Sul contratto dei bancari è scontro tra Abi e sindacati

“Invece di rispondere alle richieste della nostra piattaforma, oggi Abi, in modo provocatorio, ha presentato la sua. Ma l’unica cosa chiara, al di là di qualche apertura di facciata, è il tentativo di ridurre i salari.

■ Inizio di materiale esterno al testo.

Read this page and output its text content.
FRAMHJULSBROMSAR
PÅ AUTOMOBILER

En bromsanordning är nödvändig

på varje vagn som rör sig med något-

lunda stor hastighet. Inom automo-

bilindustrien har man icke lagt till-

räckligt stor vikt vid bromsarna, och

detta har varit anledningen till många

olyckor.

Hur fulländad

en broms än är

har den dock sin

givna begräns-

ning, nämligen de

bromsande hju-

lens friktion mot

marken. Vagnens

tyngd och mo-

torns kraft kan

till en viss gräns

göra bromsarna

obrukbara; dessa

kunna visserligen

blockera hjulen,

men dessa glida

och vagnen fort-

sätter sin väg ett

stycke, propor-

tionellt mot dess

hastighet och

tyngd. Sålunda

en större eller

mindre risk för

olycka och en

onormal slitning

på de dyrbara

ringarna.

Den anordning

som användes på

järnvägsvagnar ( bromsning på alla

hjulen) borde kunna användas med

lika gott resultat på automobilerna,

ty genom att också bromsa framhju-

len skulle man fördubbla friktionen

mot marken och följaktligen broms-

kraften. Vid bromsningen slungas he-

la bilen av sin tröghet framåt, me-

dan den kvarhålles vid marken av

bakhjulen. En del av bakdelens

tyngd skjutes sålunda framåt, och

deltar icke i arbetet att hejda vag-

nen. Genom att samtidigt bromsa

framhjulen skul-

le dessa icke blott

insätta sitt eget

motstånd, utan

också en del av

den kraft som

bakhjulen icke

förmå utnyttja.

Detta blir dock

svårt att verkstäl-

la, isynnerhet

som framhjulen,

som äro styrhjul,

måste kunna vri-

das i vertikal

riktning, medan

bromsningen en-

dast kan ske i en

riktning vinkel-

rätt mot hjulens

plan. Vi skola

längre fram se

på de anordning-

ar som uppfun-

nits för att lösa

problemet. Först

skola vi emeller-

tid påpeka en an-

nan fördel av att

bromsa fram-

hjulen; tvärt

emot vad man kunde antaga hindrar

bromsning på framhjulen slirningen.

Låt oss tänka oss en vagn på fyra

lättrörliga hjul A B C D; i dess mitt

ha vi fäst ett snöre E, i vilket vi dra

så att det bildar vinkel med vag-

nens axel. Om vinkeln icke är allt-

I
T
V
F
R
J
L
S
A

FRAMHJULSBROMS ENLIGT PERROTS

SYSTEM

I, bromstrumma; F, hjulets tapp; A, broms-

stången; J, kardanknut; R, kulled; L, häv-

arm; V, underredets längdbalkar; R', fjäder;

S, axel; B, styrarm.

Per noi è inaccettabile”, ha spiegato il segretario generale della First Cisl, Riccardo Colombani.

La Fabi, avverte il segretario Lando Maria Sileoni, si aspetta risposte concrete sulla parte economica “e il ripristino dell’articolo 18” o sarà mobilitazione.

“Non tollereremo più – commenta Massimo Masi, numero uno della Uilca – un atteggiamento dell’Abi dilatorio, che giudichiamo molto grave e compromettente per la firma del contratto”.

Emilio Contrasto, segretario di Unisin/Confsal – Unità Sindacale Falcri/Silcea/Sinfub, preannuncia la possibile “mobilitazione nelle piazze” nonché “blocco di tutte le trattative dei vari piani industriali”.